Pushing and Popping Frames

The instructions for each function will have a prelude and conclusion similar to the one we’ve been generating for main.

The most important aspect of the prelude is moving the stack pointer down by the size needed the function’s frame. Similarly, the conclusion needs to move the stack pointer back up.

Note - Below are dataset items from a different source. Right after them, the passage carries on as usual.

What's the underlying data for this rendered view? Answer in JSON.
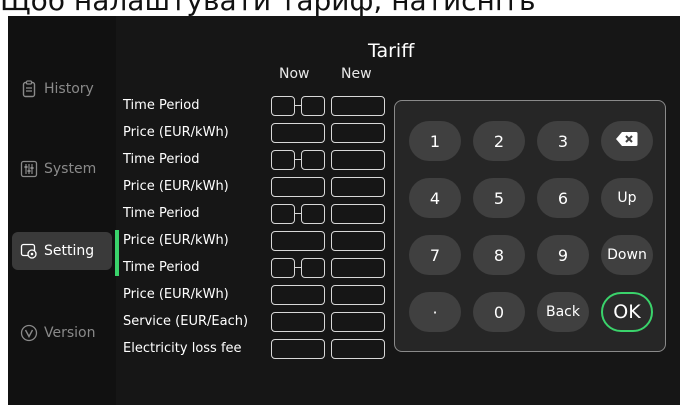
{
  "caption": "Щоб налаштувати тариф, натисніть",
  "sidebar": {
    "items": [
      {
        "label": "History",
        "icon": "clipboard-icon"
      },
      {
        "label": "System",
        "icon": "sliders-icon"
      },
      {
        "label": "Setting",
        "icon": "settings-icon",
        "active": true
      },
      {
        "label": "Version",
        "icon": "version-icon"
      }
    ]
  },
  "main": {
    "title": "Tariff",
    "columns": {
      "now": "Now",
      "new": "New"
    },
    "rows": [
      {
        "label": "Time Period",
        "kind": "time"
      },
      {
        "label": "Price (EUR/kWh)",
        "kind": "value"
      },
      {
        "label": "Time Period",
        "kind": "time"
      },
      {
        "label": "Price (EUR/kWh)",
        "kind": "value"
      },
      {
        "label": "Time Period",
        "kind": "time"
      },
      {
        "label": "Price (EUR/kWh)",
        "kind": "value"
      },
      {
        "label": "Time Period",
        "kind": "time"
      },
      {
        "label": "Price (EUR/kWh)",
        "kind": "value"
      },
      {
        "label": "Service (EUR/Each)",
        "kind": "value"
      },
      {
        "label": "Electricity loss fee",
        "kind": "value"
      }
    ]
  },
  "keypad": {
    "keys": [
      {
        "label": "1"
      },
      {
        "label": "2"
      },
      {
        "label": "3"
      },
      {
        "label": "",
        "icon": "backspace-icon"
      },
      {
        "label": "4"
      },
      {
        "label": "5"
      },
      {
        "label": "6"
      },
      {
        "label": "Up"
      },
      {
        "label": "7"
      },
      {
        "label": "8"
      },
      {
        "label": "9"
      },
      {
        "label": "Down"
      },
      {
        "label": "·"
      },
      {
        "label": "0"
      },
      {
        "label": "Back"
      },
      {
        "label": "OK"
      }
    ]
  },
  "colors": {
    "accent": "#3ad36b",
    "background": "#161616",
    "sidebar": "#111111",
    "key": "#404040"
  }
}
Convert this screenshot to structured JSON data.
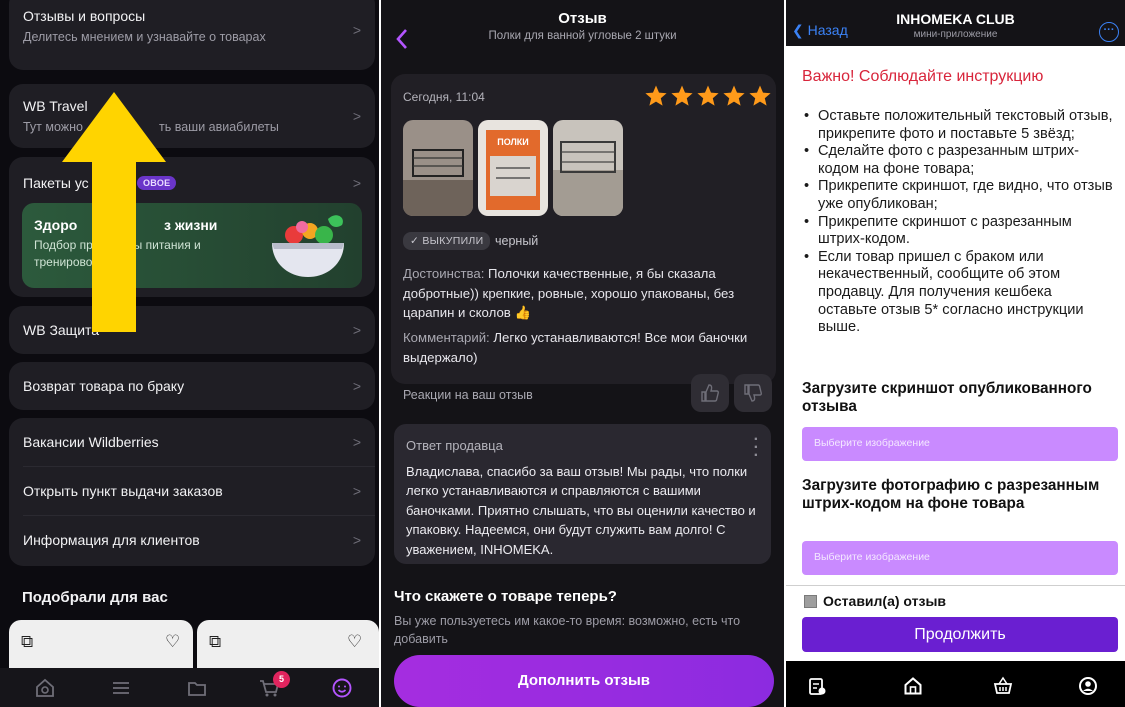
{
  "left_panel": {
    "card1": {
      "title": "Отзывы и вопросы",
      "subtitle": "Делитесь мнением и узнавайте о товарах"
    },
    "card2": {
      "title": "WB Travel",
      "subtitle_start": "Тут можно",
      "subtitle_end": "ть ваши авиабилеты"
    },
    "card3": {
      "title": "Пакеты ус",
      "badge": "ОВОЕ",
      "promo_title_start": "Здоро",
      "promo_title_end": "з жизни",
      "promo_subtitle": "Подбор программы питания и тренировок"
    },
    "card4": {
      "title": "WB Защита"
    },
    "card5": {
      "title": "Возврат товара по браку"
    },
    "card6": {
      "items": [
        "Вакансии Wildberries",
        "Открыть пункт выдачи заказов",
        "Информация для клиентов"
      ]
    },
    "section_title": "Подобрали для вас",
    "cart_badge": "5",
    "colors": {
      "bg": "#0c0b10",
      "card": "#1f1e24",
      "arrow": "#ffd400",
      "accent": "#b455ff"
    }
  },
  "review_panel": {
    "header_title": "Отзыв",
    "header_subtitle": "Полки для ванной угловые 2 штуки",
    "date": "Сегодня, 11:04",
    "rating": 5,
    "photo_label": "ПОЛКИ",
    "bought_badge": "✓ ВЫКУПИЛИ",
    "variant": "черный",
    "pros_label": "Достоинства:",
    "pros_text": " Полочки качественные, я бы сказала добротные)) крепкие, ровные, хорошо упакованы, без царапин и сколов 👍",
    "comment_label": "Комментарий:",
    "comment_text": " Легко устанавливаются! Все мои баночки выдержало)",
    "reactions_label": "Реакции на ваш отзыв",
    "seller_title": "Ответ продавца",
    "seller_text": "Владислава, спасибо за ваш отзыв! Мы рады, что полки легко устанавливаются и справляются с вашими баночками. Приятно слышать, что вы оценили качество и упаковку. Надеемся, они будут служить вам долго! С уважением, INHOMEKA.",
    "ask_title": "Что скажете о товаре теперь?",
    "ask_subtitle": "Вы уже пользуетесь им какое-то время: возможно, есть что добавить",
    "cta": "Дополнить отзыв",
    "colors": {
      "star": "#ff9a1a",
      "cta": "#a52de0"
    }
  },
  "mini_app_panel": {
    "back": "Назад",
    "title": "INHOMEKA CLUB",
    "subtitle": "мини-приложение",
    "warning": "Важно! Соблюдайте инструкцию",
    "instructions": [
      "Оставьте положительный текстовый отзыв, прикрепите фото и поставьте 5 звёзд;",
      "Сделайте фото с разрезанным штрих-кодом на фоне товара;",
      "Прикрепите скриншот, где видно, что отзыв уже опубликован;",
      "Прикрепите скриншот с разрезанным штрих-кодом.",
      "Если товар пришел с браком или некачественный, сообщите об этом продавцу. Для получения кешбека оставьте отзыв 5* согласно инструкции выше."
    ],
    "upload1_title": "Загрузите скриншот опубликованного отзыва",
    "upload1_placeholder": "Выберите изображение",
    "upload2_title": "Загрузите фотографию с разрезанным штрих-кодом на фоне товара",
    "upload2_placeholder": "Выберите изображение",
    "checkbox_label": "Оставил(а) отзыв",
    "cta": "Продолжить",
    "colors": {
      "warning": "#d8253b",
      "upload": "#c98aff",
      "cta": "#6a1fd1",
      "link": "#3b82f6"
    }
  }
}
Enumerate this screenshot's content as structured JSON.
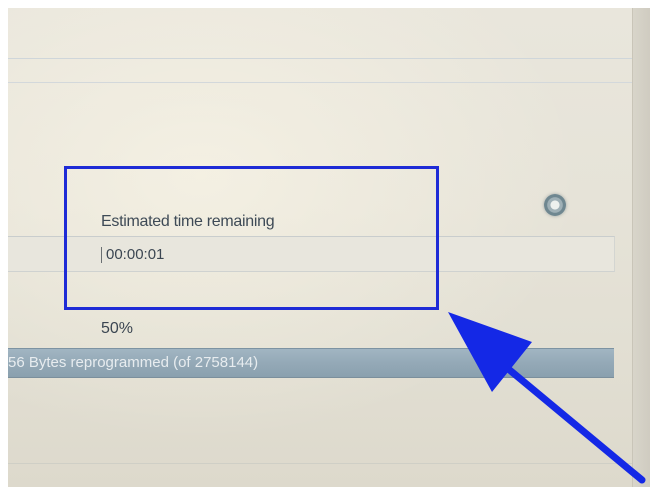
{
  "dialog": {
    "time_label": "Estimated time remaining",
    "time_value": "00:00:01",
    "percent_text": "50%",
    "progress_text": "56 Bytes reprogrammed (of 2758144)",
    "progress_fraction": 0.5
  },
  "annotation": {
    "box_color": "#1e2bd6",
    "arrow_color": "#1428e6",
    "arrow_icon": "arrow-up-left-icon"
  },
  "colors": {
    "background": "#e6e3d8",
    "progress_bar": "#94a9b7",
    "text": "#3e4a56"
  }
}
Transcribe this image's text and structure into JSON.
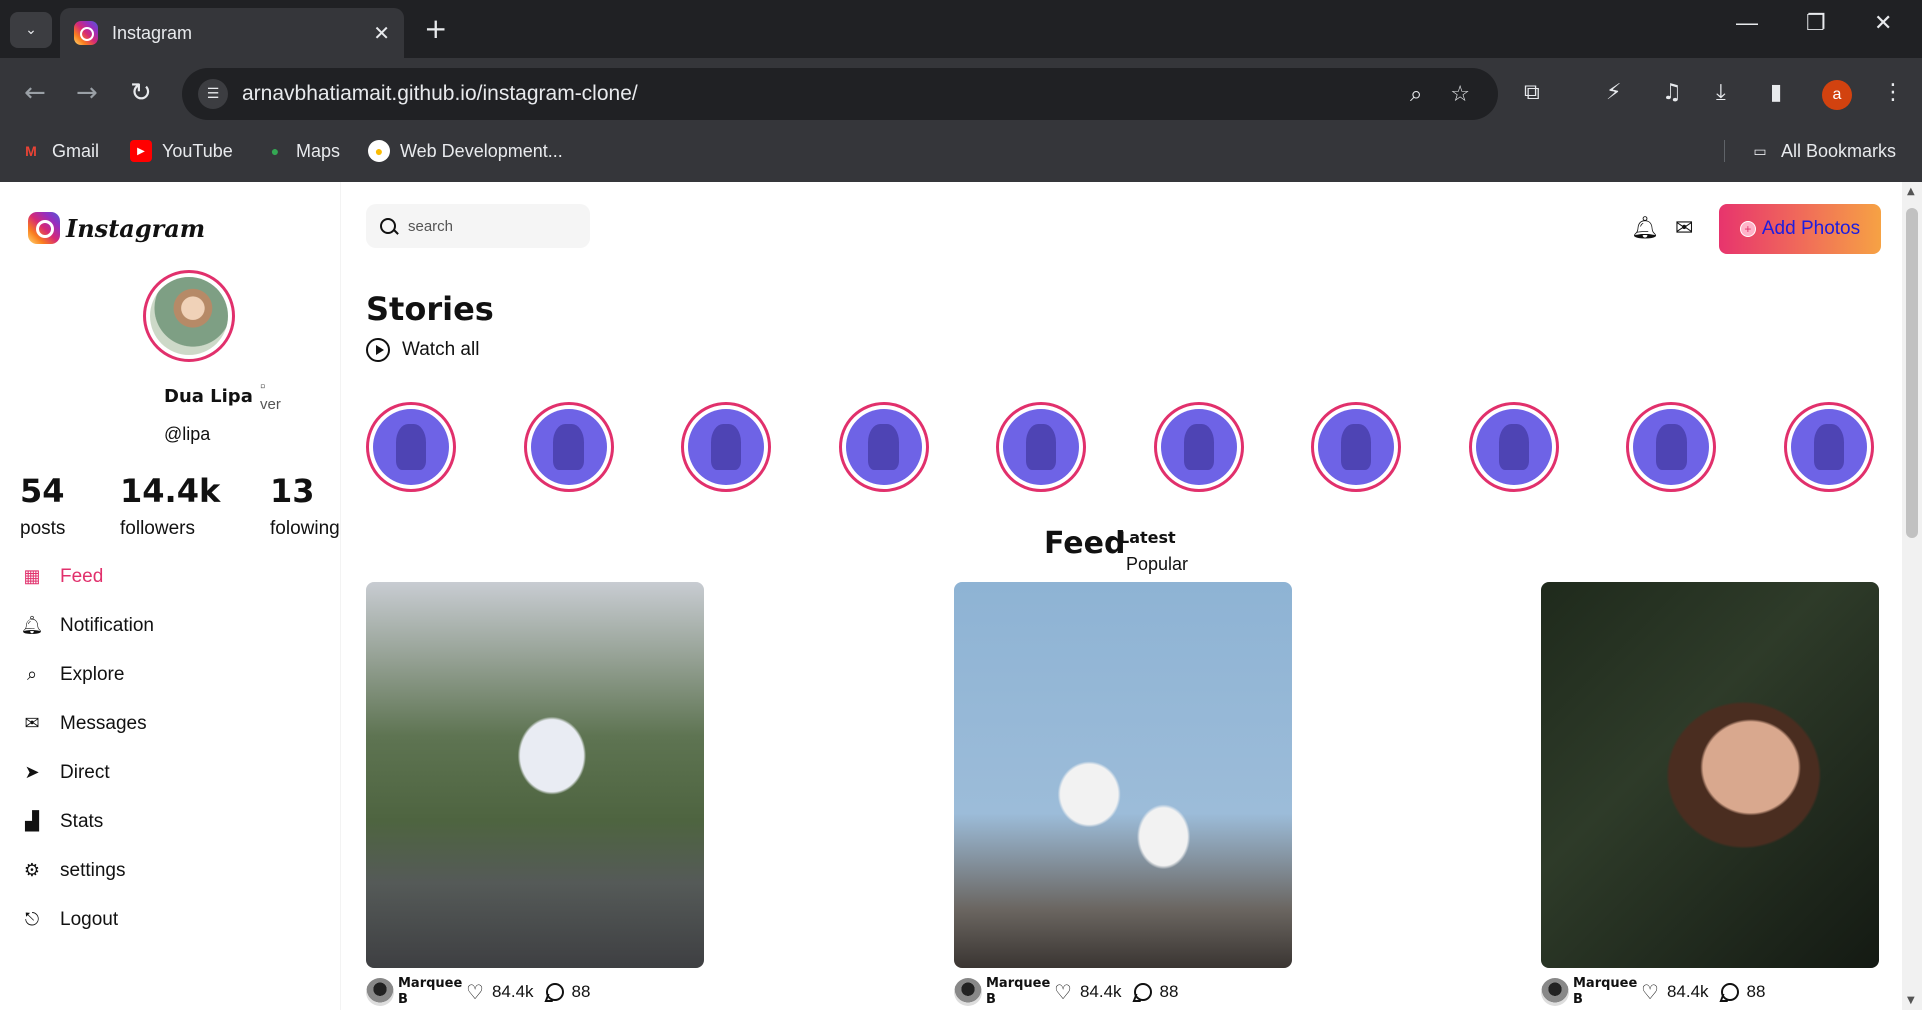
{
  "browser": {
    "tab_title": "Instagram",
    "tab_close": "✕",
    "new_tab": "+",
    "window_controls": [
      "—",
      "❐",
      "✕"
    ],
    "url": "arnavbhatiamait.github.io/instagram-clone/",
    "profile_initial": "a",
    "bookmarks": [
      {
        "label": "Gmail",
        "icon": "gmail-icon",
        "color": "#ea4335"
      },
      {
        "label": "YouTube",
        "icon": "youtube-icon",
        "color": "#ff0000"
      },
      {
        "label": "Maps",
        "icon": "maps-icon",
        "color": "#34a853"
      },
      {
        "label": "Web Development...",
        "icon": "web-dev-icon",
        "color": "#fbbc04"
      }
    ],
    "all_bookmarks": "All Bookmarks"
  },
  "brand": {
    "logo_text": "Instagram",
    "accent": "#e1306c",
    "story_tint": "#6e63e6"
  },
  "profile": {
    "name": "Dua Lipa",
    "verified_alt": "ver",
    "handle": "@lipa",
    "stats": [
      {
        "value": "54",
        "label": "posts"
      },
      {
        "value": "14.4k",
        "label": "followers"
      },
      {
        "value": "13",
        "label": "folowing"
      }
    ]
  },
  "nav": [
    {
      "label": "Feed",
      "icon": "grid-icon"
    },
    {
      "label": "Notification",
      "icon": "bell-icon"
    },
    {
      "label": "Explore",
      "icon": "search-icon"
    },
    {
      "label": "Messages",
      "icon": "mail-icon"
    },
    {
      "label": "Direct",
      "icon": "send-icon"
    },
    {
      "label": "Stats",
      "icon": "bar-chart-icon"
    },
    {
      "label": "settings",
      "icon": "gear-icon"
    },
    {
      "label": "Logout",
      "icon": "logout-icon"
    }
  ],
  "header": {
    "search_placeholder": "search",
    "add_photos": "Add Photos"
  },
  "stories": {
    "title": "Stories",
    "watch_all": "Watch all",
    "count": 10
  },
  "feed": {
    "title": "Feed",
    "latest": "Latest",
    "popular": "Popular",
    "posts": [
      {
        "author": "Marquee B",
        "likes": "84.4k",
        "comments": "88"
      },
      {
        "author": "Marquee B",
        "likes": "84.4k",
        "comments": "88"
      },
      {
        "author": "Marquee B",
        "likes": "84.4k",
        "comments": "88"
      }
    ]
  }
}
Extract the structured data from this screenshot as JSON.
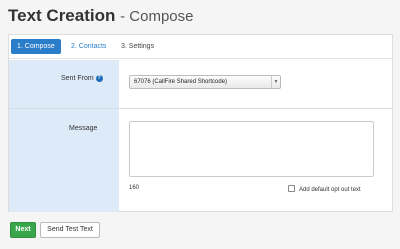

Recall that we are storing variables of vector type on the root stack. So the prelude needs to move the root stack pointer r15 up and the conclusion needs to move the root stack pointer back down. Also, in the prelude, this frame’s slots in the root stack must be initialized to 0 to signal to the garbage collector that those slots do not yet contain a pointer to a vector.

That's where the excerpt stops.